Buya menambahkan bahwa sebelumnya pernah dijanjikan akan ada perbaikan melalui aturan-aturan turunan dari UU tersebut, meskipun hingga kini masih belum terealisasi sebagaimana mestinya. Ia juga menegaskan bahwa konsep Syarak Mangato, Adaik Mamakai pada dasarnya berbeda dengan ABS-SBK. Jika ABS-SBK diibaratkan seperti minyak dan air dalam satu wadah, yang bergesekan tetapi tidak bercampur, maka Syarak Mangato, Adaik Mamakai justru menyatukan adat dan syarak dalam praktik sehari-hari.
“Hubungan adat dan syarak dalam Minangkabau itu ibarat hubungan badan dengan nyawa. Tubuh tidak bisa hidup tanpa roh, dan roh butuh wadah berupa tubuh untuk bisa nyata. Maka adat adalah tubuh, dan syarak adalah roh yang membimbingnya,” jelas Buya Gusrizal.
Di akhir paparannya, Buya menyoroti peran penting bahasa dalam menjaga warisan nilai-nilai Minangkabau. Ia menekankan bahwa bahasa adalah pintu gerbang ilmu dan alat dakwah yang sangat vital. Mengutip kisah Nabi Adam, Buya menjelaskan bahwa hal pertama yang Allah ajarkan adalah al-asma—nama-nama atau kata-kata untuk berbagai hal. “Bahasa adalah alat untuk ilmu dan dakwah. Ketika bahasa ditinggalkan, maka kebingungan dan penipuan bisa terjadi,” katanya.
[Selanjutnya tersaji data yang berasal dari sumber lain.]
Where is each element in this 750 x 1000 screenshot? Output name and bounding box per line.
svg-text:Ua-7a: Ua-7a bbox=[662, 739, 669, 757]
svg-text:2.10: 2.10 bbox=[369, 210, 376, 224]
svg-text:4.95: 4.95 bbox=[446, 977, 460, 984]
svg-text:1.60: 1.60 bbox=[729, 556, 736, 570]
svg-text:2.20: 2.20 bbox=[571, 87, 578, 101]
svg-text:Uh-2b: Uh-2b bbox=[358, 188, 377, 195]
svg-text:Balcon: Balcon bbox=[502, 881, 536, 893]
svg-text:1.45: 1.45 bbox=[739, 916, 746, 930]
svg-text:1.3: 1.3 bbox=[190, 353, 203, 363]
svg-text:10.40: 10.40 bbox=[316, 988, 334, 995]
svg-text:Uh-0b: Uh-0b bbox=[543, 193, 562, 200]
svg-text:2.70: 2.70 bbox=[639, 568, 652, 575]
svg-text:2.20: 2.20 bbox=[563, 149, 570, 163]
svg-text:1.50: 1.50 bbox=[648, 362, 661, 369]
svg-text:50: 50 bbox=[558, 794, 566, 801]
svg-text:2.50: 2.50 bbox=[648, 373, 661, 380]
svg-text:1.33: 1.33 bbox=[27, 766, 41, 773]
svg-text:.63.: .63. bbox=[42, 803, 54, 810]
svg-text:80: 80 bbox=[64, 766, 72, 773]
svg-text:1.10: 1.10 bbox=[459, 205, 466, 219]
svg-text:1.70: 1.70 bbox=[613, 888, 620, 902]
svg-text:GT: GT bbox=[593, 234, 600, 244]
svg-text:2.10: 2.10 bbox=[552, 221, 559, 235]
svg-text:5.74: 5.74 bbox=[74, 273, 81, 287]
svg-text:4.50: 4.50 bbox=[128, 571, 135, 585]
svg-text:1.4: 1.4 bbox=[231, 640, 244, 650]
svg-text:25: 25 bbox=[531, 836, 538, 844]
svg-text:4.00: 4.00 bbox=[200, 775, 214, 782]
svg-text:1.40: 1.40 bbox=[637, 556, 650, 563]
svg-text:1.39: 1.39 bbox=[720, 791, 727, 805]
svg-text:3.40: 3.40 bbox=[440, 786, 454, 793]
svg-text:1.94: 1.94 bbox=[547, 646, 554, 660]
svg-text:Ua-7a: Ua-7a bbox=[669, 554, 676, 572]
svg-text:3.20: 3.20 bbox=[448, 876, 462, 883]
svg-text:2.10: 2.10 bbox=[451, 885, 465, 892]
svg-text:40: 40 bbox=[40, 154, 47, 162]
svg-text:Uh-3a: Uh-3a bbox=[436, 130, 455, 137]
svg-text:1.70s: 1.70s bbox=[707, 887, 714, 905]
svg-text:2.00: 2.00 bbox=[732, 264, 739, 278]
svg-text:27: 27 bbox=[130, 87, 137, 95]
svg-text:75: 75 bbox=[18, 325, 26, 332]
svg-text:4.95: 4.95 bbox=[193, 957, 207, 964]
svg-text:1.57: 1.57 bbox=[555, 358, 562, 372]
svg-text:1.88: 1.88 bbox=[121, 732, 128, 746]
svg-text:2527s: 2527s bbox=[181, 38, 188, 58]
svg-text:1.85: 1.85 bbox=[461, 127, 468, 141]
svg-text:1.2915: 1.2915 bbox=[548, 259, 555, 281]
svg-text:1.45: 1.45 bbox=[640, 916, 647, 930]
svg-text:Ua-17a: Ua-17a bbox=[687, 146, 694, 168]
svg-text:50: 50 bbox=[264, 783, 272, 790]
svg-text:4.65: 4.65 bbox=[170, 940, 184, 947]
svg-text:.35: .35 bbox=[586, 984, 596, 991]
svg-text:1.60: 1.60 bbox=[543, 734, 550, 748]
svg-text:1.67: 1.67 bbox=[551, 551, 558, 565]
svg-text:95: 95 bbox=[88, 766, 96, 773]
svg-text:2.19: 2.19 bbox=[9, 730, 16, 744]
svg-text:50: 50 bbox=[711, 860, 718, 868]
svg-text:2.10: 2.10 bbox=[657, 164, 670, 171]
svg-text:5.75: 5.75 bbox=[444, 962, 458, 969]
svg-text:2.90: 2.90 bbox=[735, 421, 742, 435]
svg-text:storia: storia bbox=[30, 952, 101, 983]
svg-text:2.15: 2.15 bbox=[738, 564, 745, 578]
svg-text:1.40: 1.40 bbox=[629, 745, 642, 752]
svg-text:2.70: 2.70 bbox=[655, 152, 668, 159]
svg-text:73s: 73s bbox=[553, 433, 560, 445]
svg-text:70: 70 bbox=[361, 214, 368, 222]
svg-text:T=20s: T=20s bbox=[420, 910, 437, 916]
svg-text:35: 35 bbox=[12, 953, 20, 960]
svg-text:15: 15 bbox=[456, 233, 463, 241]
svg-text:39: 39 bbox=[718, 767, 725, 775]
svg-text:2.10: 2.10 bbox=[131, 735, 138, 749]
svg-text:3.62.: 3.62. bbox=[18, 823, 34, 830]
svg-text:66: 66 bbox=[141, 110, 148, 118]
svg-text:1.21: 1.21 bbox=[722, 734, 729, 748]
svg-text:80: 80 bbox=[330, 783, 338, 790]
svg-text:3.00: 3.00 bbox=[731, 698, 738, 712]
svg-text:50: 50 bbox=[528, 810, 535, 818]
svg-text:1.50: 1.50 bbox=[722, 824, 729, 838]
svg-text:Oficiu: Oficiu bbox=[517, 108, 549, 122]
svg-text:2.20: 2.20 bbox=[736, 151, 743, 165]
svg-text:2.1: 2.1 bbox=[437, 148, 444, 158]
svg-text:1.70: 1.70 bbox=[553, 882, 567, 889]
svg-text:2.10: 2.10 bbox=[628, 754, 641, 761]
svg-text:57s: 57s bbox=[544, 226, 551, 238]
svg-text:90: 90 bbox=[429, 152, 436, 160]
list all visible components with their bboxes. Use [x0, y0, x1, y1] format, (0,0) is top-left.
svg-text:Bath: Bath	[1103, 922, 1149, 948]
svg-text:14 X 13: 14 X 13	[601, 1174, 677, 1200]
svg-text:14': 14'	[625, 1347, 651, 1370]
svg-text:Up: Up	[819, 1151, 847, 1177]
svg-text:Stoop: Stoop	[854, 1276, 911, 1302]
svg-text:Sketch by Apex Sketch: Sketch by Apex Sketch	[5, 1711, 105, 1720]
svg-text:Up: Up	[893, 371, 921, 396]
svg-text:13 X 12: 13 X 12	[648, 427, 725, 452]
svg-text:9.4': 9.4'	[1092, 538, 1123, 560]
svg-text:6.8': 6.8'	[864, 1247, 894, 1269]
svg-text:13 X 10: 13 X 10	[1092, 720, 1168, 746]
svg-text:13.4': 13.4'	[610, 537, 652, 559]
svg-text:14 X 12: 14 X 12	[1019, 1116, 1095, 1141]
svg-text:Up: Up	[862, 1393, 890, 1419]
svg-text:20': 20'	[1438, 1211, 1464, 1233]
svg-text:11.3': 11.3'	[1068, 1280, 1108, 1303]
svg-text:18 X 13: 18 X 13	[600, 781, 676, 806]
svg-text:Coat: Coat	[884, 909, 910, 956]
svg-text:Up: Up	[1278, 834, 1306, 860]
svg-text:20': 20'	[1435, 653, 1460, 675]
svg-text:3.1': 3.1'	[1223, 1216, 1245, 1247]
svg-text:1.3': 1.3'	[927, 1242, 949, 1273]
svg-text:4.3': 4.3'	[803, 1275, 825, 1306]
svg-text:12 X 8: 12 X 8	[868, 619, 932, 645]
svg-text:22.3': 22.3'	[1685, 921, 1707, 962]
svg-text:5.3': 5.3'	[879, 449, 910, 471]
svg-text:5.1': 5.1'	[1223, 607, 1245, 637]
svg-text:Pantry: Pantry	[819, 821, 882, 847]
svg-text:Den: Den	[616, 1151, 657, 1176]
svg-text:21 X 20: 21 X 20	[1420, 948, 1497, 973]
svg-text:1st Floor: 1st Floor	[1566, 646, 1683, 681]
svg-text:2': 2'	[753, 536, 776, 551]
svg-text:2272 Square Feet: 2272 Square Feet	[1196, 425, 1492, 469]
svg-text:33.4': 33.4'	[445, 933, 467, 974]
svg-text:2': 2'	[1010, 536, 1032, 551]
Menurutnya, bahasa ibu memiliki kedudukan penting dalam memastikan nilai-nilai ABS-SBK terus diwariskan lintas generasi. Tanpa bahasa yang kuat, baik adat maupun syarak akan kehilangan sarana untuk dipahami, diajarkan, dan dipraktikkan.
Dengan pemaparan tersebut, Buya Gusrizal Gazahar menegaskan kembali bahwa kunci utama dalam menjaga keutuhan nilai-nilai Minangkabau terletak pada integrasi harmonis antara adat dan syarak, serta pelestarian bahasa ibu sebagai medium utama dakwah dan pengetahuan. Ia mengingatkan bahwa perjuangan mempertahankan prinsip ABS-SBK adalah amanah sejarah yang tidak boleh diabaikan, sebab di sanalah terletak jati diri orang Minangkabau.